All right, where were we? When Fox cancelled Family Guy after its third season, things looked as bleak for Stewie’s and Brians fans as they do now for the fans of Arrested Development and Firefly, and soon will for those of Deadwood, may the old cocksucker have mercy. But consistent nagging of fans, and a glorious second life on the Cartoon Network brought the show a second chance, and the writing staff the chance to produce something as close to a full movie as they could get within a limited budget. They wrote three episodes that tie into a coherent story, and released it directly onto DVD. Some parts of the movie drag a bit, especially the additional material framing the movie-in-the-movie, but frequently pure gold shines.

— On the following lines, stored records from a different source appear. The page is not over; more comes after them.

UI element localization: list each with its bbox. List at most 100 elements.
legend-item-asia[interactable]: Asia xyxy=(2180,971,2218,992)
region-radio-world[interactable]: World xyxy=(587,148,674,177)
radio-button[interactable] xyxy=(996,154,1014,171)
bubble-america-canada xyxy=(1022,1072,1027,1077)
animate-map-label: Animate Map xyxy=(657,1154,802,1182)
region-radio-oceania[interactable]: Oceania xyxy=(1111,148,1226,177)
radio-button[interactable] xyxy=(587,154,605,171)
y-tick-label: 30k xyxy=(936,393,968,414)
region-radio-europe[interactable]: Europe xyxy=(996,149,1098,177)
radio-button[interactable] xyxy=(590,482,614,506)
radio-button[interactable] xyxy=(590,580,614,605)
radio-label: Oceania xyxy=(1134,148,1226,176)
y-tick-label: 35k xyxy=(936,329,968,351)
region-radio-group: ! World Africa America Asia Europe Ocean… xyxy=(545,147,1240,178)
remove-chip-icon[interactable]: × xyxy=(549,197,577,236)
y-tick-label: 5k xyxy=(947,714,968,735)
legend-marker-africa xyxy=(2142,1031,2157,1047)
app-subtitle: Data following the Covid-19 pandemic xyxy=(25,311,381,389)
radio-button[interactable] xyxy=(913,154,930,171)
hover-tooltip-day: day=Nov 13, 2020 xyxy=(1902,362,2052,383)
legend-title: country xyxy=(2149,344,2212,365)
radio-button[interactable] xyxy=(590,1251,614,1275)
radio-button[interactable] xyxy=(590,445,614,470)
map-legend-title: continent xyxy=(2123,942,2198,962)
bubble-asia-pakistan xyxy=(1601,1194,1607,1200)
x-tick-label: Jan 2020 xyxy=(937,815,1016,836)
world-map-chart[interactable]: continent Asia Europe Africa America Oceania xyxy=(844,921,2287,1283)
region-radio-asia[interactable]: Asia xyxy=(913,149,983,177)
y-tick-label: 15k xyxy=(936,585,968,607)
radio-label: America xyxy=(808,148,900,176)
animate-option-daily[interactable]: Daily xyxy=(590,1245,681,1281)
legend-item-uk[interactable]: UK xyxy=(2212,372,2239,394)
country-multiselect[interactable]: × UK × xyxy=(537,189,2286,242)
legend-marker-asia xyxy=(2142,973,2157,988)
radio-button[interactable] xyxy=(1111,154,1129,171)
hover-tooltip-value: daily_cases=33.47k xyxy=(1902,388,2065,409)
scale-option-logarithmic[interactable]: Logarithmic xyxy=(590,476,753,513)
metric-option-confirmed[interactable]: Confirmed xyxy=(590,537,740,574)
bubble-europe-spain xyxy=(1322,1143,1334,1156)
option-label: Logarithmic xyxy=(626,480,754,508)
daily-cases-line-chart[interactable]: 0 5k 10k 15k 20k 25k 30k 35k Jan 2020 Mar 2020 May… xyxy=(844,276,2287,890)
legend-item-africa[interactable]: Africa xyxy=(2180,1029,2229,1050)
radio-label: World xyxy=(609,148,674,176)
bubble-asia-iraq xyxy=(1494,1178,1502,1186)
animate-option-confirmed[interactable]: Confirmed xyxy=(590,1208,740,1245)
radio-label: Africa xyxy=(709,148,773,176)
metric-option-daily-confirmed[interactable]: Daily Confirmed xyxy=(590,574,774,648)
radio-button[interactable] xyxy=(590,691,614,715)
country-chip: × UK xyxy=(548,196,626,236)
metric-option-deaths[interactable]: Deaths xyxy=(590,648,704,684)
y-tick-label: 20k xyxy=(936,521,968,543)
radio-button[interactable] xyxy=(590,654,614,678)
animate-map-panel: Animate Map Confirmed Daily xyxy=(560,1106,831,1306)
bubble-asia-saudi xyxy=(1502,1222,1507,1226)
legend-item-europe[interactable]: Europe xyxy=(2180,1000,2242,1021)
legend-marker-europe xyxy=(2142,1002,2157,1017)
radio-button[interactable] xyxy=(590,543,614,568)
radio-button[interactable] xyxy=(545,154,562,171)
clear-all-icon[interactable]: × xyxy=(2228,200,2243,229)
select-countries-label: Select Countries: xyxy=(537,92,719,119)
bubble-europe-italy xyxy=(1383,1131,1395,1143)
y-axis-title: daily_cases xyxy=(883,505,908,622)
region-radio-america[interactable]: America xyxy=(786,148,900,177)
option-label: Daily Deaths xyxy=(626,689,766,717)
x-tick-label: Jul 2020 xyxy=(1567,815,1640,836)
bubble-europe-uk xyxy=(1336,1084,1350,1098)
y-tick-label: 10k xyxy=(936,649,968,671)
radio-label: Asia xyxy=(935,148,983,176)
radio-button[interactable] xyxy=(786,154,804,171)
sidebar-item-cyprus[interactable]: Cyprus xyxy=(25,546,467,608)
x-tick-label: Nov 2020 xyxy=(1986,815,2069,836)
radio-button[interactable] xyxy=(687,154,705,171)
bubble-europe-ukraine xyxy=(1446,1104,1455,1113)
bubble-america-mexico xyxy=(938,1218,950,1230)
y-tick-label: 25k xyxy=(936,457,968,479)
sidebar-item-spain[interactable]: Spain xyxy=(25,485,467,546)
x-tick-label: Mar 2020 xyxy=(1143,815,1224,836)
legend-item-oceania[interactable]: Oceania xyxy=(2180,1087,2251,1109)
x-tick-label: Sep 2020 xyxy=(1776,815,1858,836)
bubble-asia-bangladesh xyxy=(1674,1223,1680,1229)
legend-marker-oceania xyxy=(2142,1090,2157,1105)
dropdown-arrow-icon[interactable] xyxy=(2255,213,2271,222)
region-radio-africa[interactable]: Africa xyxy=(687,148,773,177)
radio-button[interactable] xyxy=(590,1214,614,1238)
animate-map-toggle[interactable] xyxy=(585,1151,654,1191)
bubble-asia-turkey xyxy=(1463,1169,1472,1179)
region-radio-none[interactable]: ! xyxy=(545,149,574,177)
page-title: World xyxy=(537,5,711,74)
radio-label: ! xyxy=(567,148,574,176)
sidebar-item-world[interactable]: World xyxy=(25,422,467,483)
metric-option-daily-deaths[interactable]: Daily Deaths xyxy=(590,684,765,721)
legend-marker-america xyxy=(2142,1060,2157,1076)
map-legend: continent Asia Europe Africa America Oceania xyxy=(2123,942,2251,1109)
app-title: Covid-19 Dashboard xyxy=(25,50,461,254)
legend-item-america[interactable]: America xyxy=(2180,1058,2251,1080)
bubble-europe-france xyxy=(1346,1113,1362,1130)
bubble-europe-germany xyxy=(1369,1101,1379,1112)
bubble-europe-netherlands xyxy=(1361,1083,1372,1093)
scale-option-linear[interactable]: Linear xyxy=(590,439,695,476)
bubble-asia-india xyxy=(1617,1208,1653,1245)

Stewie standing on the table celebrating his chess win couldn’t possibly be any better. And Meg’s sex scene is very tastefully done. What more could you want?

Thursday, June 15th, 2006

Lewis Trondheim – A.L.I.E.E.E.N. (1)

alieeenA.jpg Trondheim’s marvellous style, applied to a quirky story of alien mishaps, told in hardly decodable symbol language and asynchronously. The result is a delightfully trippy little comic book. An interesting side note concerns the preface, which seems to have been written specifically for the american edition (which I assume is otherwise identical to the french edition, unless there are different kinds of unintelligible geometric symbols in the two cultures) and mentions a camping trip of Trondheim’s into the Catskills. Merely translation of ideas rather than words, or an attempt to conceal the European original of the work for sales’ sake?